According to the EICAS methodology, the control system design of a plant is carried out in two steps, starting from the requirement specifications:

Plant modelling

For what concerns the control system design, the dynamic behaviour of the plant has to be described by a mathematical model belonging to the class of the dynamic systems.

The plant description through such mathematical model is always only an approximation of the reality, which can neither perfectly nor completely be described through a mathematical model.

Therefore, because of the unavoidable approximation the model must be oriented toward the design of the specific control system one intends to implement, with the aim of grasping those aspects of the plant dynamics which are significant in view of the design to be carried out, and the knowledge of which is essential for reaching the established requirements.

As a consequence the mathematical model to be used for describing the dynamic behaviour of the plant will depend not only on the plant itself, but also on the performance requirements of the plant to be designed.

Given a plant and the control requirement specifications it does not and it can not exist (for what will be said later) any general rule defining how to build the corresponding mathematical model and enabling (even only in theory) to build it automatically. In fact any rule should have as a prerequisite the knowledge of the plant to be modelled, therefore it could be only approximate, so in order to be useful it should be oriented toward the model objectives, that is toward the design of the specified control system. Consequently it should be  necessary to start from a plant model which must – as an hypothesis – include with sufficient accuracy all information needed for the control design and for that reason gives an exhaustive description of all above mentioned aspects of interest. In other words for building the model required by the control design one should start from a model given a priori which - by hypothesis – should be fit for the control design: to prove the thesis one should assume the hypothesis that the thesis be true! Then the above general rule can not exist.

In conclusion, it is the designer who – on the grounds of his experience and knowledge of the plant, which is not necessarily transferred into a mathematical model – decides at his own risk that a given dynamic model defined by a finite set of parameters  (whose values might still have to be estimated) is fit for being taken as the foundation of a control system design aiming at the pre-established performance.

Control Design

After having chosen the approximate model, the control design follows the automatic control theory, taking into account the uncertainty of the plant representation through the model.

The control design in presence of uncertainty is tackled through  two different methodological approaches.

The most widespread one requires that the control be set up in-field.
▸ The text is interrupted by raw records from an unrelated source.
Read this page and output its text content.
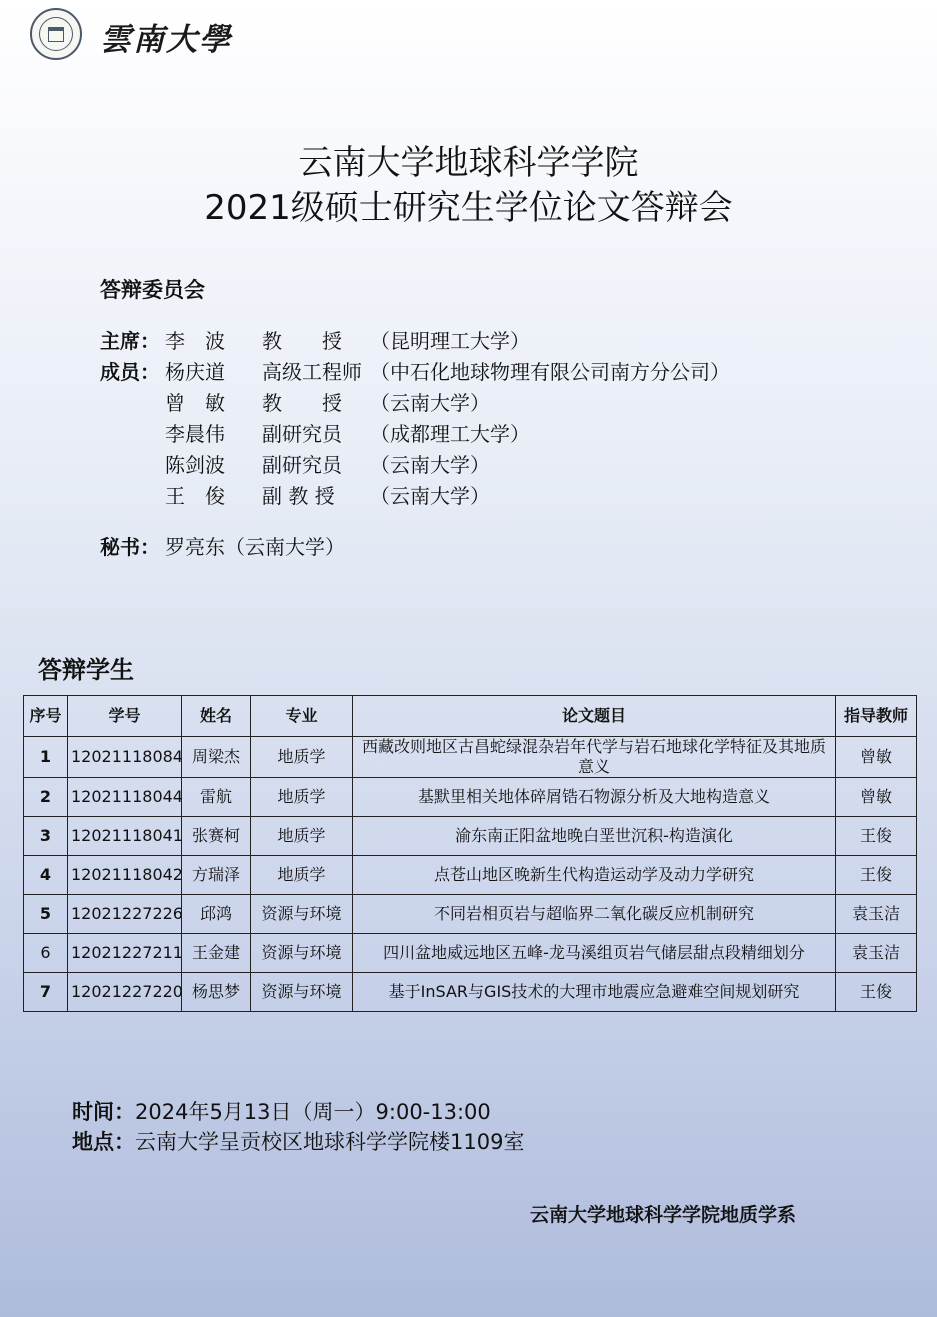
雲南大學
云南大学地球科学学院
2021级硕士研究生学位论文答辩会
答辩委员会
主席： 李　波 教　　授 （昆明理工大学）
成员： 杨庆道 高级工程师 （中石化地球物理有限公司南方分公司）
曾　敏 教　　授 （云南大学）
李晨伟 副研究员 （成都理工大学）
陈剑波 副研究员 （云南大学）
王　俊 副 教 授 （云南大学）
秘书： 罗亮东（云南大学）
答辩学生
序号	学号	姓名	专业	论文题目	指导教师
1	12021118084	周梁杰	地质学	西藏改则地区古昌蛇绿混杂岩年代学与岩石地球化学特征及其地质意义	曾敏
2	12021118044	雷航	地质学	基默里相关地体碎屑锆石物源分析及大地构造意义	曾敏
3	12021118041	张赛柯	地质学	渝东南正阳盆地晚白垩世沉积-构造演化	王俊
4	12021118042	方瑞泽	地质学	点苍山地区晚新生代构造运动学及动力学研究	王俊
5	12021227226	邱鸿	资源与环境	不同岩相页岩与超临界二氧化碳反应机制研究	袁玉洁
6	12021227211	王金建	资源与环境	四川盆地威远地区五峰-龙马溪组页岩气储层甜点段精细划分	袁玉洁
7	12021227220	杨思梦	资源与环境	基于InSAR与GIS技术的大理市地震应急避难空间规划研究	王俊
时间：2024年5月13日（周一）9:00-13:00
地点：云南大学呈贡校区地球科学学院楼1109室
云南大学地球科学学院地质学系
In this approach the model is used for a first attempt of the design.

The final control design is carried out experimentally: in this way the problem of the inherent model uncertainty is overcome.

The other one, the EICAS approach, follows a methodology, which is theoretically founded and was tested over years through several projects: it implements a control system with guaranteed performance within the uncertainty range of the model.

As a consequence what is performed is a true design according to the engineering significance of the word.

If the design has been carried out in the proper way and the control system is implemented in compliance with the project, the control system must operate fulfilling the design requirements without requiring any experimental adaptation.